Naturgy Navigates Tough Q1
Spanish energy supplier and transporter Naturgy reported April 30 a “robust” start to the year, gradually de-risking its business profile as network tariffs in Latin America were allowed to rise. It has also paid down some of its net debt: it is now €15bn ($16.8bn), down 2% from the start of the quarter, after the €560mn dividend payment and €135mn share buy-back.
Earnings for the first quarter before interest and tax (Ebitda) were €1.16bn, up 6% on Q1 2018. Net income was €377mn, up 16%. Gas & Power recorded an ordinary Ebidta of €409mn, up 1.2%, despite the decline in gas prices. Gas infrastructure benefited from efficiencies, despite lower throughput caused by the mild temperatures.
It said it is on track to deliver the €100mn additional efficiencies expected for 2019, and reiterated its commitment of €500m efficiencies by 2022 under its five-year strategic plan.

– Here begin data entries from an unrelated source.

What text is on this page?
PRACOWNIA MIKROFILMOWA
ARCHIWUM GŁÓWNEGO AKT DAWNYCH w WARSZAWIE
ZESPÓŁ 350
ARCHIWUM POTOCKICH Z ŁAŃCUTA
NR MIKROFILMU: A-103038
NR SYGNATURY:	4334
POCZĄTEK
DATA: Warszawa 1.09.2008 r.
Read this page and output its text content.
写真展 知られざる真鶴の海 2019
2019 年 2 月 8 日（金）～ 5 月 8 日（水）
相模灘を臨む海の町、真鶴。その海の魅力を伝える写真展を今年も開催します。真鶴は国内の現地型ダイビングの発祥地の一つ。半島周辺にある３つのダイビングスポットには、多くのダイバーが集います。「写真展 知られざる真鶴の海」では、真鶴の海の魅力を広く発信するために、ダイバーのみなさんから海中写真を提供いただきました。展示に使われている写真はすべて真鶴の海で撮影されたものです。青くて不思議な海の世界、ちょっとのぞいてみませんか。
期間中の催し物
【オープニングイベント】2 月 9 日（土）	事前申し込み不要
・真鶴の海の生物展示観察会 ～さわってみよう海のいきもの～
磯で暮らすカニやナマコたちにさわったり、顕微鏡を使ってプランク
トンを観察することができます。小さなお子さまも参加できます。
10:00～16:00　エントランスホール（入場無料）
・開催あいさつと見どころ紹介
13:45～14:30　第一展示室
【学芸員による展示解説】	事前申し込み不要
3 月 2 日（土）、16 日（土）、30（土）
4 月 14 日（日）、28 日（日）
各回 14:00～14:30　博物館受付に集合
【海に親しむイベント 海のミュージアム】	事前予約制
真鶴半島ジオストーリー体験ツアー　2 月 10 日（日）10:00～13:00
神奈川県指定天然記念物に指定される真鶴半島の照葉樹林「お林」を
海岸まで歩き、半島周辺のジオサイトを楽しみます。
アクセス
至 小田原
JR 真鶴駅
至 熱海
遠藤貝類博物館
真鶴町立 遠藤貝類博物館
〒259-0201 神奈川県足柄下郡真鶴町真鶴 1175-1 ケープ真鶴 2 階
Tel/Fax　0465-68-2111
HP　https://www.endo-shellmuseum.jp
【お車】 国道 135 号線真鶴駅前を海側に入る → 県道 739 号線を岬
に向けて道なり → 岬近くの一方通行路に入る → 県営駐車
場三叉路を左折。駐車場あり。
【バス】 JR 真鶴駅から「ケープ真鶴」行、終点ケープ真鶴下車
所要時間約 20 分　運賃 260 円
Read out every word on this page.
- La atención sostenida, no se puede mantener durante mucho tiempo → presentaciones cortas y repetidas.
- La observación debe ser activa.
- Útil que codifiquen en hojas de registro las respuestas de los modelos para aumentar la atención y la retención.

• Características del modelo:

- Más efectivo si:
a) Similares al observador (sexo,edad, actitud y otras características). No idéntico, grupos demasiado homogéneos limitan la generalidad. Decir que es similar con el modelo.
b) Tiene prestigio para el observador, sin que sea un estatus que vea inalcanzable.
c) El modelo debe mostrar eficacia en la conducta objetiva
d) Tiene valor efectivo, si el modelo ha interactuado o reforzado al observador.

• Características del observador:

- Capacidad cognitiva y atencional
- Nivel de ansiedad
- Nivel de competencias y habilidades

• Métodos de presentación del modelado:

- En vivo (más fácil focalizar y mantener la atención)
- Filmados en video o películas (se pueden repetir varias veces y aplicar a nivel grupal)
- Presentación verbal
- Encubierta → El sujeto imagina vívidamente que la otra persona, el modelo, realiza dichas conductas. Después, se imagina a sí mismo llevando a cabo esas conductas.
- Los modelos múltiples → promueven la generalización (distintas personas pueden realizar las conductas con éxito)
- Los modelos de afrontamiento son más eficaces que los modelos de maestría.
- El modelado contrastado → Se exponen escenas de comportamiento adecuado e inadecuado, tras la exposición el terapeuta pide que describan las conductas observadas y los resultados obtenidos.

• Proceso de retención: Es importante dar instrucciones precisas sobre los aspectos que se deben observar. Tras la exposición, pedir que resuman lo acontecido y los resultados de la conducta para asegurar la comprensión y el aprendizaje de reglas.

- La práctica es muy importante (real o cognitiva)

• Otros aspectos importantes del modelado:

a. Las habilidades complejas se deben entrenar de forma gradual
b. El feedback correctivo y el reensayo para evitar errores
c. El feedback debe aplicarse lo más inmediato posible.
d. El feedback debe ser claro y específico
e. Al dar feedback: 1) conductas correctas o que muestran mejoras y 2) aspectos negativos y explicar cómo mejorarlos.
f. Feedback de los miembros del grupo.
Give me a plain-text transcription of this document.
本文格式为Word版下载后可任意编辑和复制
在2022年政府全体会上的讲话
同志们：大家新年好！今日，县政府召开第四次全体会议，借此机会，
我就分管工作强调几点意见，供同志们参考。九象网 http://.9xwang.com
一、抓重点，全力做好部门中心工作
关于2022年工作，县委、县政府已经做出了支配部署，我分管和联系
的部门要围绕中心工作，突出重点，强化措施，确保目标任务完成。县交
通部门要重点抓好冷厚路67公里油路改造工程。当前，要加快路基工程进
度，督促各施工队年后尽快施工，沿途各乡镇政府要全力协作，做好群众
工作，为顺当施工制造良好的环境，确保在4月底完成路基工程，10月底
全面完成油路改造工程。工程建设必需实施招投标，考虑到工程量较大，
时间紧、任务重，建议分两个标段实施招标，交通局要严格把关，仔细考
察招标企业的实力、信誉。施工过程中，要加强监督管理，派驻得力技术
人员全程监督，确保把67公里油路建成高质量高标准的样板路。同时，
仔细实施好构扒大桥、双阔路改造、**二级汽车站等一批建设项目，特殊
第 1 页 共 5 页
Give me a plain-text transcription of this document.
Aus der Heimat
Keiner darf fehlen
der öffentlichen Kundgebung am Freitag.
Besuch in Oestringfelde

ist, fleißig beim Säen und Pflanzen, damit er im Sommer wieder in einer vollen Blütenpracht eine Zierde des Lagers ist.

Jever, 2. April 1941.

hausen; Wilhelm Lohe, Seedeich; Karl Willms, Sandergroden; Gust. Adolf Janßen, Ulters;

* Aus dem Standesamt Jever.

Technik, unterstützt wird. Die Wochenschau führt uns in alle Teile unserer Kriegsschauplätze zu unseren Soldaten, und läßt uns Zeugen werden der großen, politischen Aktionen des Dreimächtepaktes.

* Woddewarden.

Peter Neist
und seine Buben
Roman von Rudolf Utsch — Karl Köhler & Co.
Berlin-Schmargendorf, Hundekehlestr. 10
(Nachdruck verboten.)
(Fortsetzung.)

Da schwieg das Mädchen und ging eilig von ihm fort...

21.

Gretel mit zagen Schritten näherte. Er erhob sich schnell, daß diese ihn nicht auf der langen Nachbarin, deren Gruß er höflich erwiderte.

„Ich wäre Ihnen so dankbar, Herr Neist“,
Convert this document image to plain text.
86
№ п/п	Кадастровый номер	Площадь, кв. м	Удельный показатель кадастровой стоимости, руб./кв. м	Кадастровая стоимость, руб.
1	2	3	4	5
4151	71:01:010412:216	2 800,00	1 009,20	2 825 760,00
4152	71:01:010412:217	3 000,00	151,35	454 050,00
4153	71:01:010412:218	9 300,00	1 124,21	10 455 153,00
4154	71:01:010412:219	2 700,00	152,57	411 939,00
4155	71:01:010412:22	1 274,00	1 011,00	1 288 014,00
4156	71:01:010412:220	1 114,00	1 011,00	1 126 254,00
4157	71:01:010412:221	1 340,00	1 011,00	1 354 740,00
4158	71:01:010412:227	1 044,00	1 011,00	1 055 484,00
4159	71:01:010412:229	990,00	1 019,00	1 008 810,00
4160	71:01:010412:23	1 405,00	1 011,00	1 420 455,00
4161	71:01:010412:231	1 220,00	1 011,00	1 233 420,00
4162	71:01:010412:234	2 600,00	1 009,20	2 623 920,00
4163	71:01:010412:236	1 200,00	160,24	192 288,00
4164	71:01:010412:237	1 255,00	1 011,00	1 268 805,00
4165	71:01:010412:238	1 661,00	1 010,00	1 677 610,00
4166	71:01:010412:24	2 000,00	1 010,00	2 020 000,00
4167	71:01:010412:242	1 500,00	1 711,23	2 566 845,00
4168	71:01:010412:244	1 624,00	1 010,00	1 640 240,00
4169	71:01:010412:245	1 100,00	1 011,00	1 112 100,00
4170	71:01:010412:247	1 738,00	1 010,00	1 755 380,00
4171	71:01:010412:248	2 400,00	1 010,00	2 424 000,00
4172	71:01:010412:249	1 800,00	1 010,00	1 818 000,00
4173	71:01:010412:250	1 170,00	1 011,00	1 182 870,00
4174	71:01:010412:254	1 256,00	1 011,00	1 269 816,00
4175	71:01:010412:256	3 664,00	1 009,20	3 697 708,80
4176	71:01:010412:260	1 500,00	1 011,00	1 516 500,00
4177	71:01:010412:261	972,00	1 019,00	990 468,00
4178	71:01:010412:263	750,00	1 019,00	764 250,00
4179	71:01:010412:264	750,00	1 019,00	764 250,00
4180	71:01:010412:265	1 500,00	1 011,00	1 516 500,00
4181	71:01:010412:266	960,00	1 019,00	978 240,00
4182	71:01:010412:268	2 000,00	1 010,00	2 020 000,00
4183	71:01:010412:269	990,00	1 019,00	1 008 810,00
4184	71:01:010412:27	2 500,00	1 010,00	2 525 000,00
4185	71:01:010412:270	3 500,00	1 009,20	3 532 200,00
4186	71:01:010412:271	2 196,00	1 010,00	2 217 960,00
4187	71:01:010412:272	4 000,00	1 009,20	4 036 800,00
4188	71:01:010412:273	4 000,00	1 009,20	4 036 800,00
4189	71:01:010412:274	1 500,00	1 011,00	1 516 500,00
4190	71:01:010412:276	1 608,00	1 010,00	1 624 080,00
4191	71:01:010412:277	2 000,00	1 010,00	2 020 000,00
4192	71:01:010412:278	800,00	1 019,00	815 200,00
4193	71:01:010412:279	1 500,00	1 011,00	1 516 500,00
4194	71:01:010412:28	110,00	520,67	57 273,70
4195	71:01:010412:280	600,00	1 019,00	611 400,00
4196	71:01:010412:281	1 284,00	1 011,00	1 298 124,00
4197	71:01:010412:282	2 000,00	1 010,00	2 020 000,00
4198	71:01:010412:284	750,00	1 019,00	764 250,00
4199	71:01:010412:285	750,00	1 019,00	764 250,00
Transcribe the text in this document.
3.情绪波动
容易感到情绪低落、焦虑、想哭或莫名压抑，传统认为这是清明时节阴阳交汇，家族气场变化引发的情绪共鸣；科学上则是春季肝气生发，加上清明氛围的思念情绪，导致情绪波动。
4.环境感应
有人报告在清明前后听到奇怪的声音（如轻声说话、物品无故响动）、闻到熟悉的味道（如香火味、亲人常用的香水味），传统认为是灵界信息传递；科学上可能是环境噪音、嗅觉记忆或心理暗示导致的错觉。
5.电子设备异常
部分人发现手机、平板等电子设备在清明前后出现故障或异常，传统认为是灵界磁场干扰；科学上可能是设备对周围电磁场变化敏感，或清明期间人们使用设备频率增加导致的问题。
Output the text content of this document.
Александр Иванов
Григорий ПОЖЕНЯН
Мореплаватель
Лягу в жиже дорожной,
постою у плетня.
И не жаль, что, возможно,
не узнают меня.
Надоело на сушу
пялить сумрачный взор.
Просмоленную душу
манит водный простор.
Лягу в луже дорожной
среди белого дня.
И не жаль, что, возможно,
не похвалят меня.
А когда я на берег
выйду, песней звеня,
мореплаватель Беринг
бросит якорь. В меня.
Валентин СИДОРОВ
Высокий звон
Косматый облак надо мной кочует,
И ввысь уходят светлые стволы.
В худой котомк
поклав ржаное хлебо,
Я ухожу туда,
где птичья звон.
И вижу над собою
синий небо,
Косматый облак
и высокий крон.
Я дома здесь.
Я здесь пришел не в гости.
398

This investment effort represents an advance in Naturgy’ s industrial plan, with 138 MW of renewable energy already put in operation in 1Q19 and other 777 MW expected to come into operation throughout the year.
Global installed operating capacity as of March 31 reached 1.319 GW, a 15% increase over Q1 2018. The company has also invested in the development of 180 MW of wind capacity in Australia and 324 MW of wind and solar capacity in Chile that will come into operation before 3Q 2020 and 1Q 2021, respectively.
In Chile, Argentina and Brazil,Ebitda was €194mn (up 15%), thanks to the efficiencies achieved and the tariff indexation. In Mexico and Panama, the ordinary Ebitda was €101mn, up 68% compared with the same period of 2018, on the back of positive regulatory impacts, higher demand and efficiency improvements.